Some families lead a cow on a leash; a cow being the symbolic assistant for the deceased in their journey through the afterlife. Gai Jatra is is a procession of the families bereaved in the past year. Crowds come out to watch for everyone is sharing their common experience, an experience that is part of life for each and every one of us. No exceptions.

It all began centuries ago when a queen was distraught at the death of her son. The king had tried everything to console her. Finally, realising the common experience of so many families, he commanded that every family having suffered bereavement in past year should join this procession in recognition of their common experience.

This commonness is shared among the families of the Newari culture as part of the wheel of life, but it is also a festival celebrating the common experience of all beings.

The first times that I witnessed the procession, its profoundness escaped me. Gradually, living in another culture (or cultures) forced me to think about another way of being. Soon, I realized that these processions and rituals celebrated and acknowledged experiences common to everyone. Instead of examining the oddity of different traditions and customs we can seek the inner purposes that might bring us into an understanding of the culture. We can look at our commonness in the wholeness of humankind.
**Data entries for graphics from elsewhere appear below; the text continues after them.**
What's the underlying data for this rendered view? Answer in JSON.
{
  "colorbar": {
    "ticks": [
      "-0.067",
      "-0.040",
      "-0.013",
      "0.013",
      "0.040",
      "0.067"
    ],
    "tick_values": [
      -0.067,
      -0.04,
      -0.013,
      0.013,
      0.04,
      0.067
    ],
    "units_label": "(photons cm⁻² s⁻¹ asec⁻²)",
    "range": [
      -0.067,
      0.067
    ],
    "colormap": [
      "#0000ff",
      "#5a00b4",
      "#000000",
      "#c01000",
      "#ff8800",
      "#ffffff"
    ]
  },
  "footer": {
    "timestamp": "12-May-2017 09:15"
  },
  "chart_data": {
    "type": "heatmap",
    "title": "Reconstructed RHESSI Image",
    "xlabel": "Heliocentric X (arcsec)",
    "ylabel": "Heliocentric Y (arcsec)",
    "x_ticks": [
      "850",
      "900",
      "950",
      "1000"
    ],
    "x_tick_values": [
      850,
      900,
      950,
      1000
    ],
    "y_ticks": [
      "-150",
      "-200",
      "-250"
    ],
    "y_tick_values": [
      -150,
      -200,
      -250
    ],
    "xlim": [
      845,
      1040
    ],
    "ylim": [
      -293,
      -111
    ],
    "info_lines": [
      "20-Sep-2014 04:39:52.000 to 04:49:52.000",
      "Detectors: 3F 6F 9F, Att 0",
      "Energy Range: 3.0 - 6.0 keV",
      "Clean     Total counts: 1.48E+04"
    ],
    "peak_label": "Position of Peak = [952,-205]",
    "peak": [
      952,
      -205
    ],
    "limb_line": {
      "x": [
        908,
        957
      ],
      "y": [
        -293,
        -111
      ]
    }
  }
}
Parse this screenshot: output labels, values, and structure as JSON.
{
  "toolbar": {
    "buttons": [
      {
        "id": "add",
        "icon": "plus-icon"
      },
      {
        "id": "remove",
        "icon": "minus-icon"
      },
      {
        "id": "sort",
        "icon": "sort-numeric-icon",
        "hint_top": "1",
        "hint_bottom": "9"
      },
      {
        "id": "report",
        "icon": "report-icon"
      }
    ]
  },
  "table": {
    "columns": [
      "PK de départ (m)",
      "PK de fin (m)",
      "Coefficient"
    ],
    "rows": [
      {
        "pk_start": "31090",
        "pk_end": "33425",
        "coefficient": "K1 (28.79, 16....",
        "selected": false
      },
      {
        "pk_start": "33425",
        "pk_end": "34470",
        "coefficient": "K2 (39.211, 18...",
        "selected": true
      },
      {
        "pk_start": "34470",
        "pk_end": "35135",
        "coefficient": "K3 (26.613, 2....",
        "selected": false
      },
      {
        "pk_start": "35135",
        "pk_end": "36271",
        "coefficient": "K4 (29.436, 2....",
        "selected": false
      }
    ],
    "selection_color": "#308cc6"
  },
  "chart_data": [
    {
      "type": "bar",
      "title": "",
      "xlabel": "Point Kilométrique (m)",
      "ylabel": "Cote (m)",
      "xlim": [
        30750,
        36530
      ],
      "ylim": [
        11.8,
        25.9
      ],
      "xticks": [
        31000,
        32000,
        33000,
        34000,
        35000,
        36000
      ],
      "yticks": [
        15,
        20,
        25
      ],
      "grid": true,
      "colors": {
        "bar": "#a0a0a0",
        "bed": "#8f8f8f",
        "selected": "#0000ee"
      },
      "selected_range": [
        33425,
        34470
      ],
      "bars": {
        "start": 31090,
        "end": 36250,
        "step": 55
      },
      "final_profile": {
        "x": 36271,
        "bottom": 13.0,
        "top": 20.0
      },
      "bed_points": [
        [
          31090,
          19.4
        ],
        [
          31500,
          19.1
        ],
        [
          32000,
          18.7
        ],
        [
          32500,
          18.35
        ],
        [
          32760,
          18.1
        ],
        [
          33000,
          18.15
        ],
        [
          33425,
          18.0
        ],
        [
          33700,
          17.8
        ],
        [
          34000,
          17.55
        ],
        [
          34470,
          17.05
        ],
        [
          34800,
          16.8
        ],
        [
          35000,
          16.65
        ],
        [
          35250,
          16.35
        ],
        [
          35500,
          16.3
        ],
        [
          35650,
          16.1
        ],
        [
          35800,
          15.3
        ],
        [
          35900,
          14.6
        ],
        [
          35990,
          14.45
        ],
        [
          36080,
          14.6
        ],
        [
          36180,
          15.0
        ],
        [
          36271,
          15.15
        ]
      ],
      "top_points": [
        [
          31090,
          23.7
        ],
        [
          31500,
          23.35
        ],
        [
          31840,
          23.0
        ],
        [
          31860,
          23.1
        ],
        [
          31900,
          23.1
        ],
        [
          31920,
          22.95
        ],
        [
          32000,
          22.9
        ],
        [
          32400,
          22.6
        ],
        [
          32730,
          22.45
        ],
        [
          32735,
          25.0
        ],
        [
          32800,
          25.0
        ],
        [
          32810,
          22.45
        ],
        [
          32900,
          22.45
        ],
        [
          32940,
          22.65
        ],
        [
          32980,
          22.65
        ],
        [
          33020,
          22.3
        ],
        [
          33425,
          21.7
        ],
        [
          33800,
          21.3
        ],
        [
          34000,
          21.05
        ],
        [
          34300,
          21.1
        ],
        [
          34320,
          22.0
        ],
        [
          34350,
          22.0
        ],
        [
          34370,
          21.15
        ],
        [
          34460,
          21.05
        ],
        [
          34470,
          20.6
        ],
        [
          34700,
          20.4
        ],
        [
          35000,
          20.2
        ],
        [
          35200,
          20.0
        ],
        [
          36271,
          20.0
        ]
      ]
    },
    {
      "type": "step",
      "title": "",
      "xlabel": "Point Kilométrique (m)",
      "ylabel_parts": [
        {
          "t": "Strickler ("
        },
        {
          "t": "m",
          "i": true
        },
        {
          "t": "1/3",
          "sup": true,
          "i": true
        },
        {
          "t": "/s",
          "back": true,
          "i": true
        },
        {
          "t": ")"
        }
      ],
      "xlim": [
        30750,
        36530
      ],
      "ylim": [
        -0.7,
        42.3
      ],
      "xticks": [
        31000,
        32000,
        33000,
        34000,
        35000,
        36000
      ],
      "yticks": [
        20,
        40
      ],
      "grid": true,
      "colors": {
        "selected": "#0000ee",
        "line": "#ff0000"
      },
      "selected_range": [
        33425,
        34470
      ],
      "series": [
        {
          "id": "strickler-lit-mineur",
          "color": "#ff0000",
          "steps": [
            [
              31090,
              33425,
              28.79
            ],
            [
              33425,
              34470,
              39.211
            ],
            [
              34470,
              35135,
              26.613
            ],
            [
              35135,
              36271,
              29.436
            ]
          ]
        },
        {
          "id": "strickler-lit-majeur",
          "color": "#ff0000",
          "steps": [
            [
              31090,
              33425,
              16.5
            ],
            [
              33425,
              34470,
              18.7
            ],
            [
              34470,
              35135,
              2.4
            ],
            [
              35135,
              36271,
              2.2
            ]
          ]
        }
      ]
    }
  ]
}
These experiences embracing the sacred and the profane engage us in a whole life experience. I realised how profoundly my own beliefs had shifted to the more eastern, Buddhist perspective when both my mother and youngest sister in Canada were ill and passing away with cancer.

Although I don’t honestly know how I’ll react when my time comes, I realise that this is the most common and inevitable of human experiences. Each of us will experience bereavement and our own death.

How do we as westerners bridge the gap from seeing death as ‘failure’ to seeing life as a precious opportunity, which is by its very nature limited. We make the best of life while we can, but realise that it will end and that each and every one of us will experience this.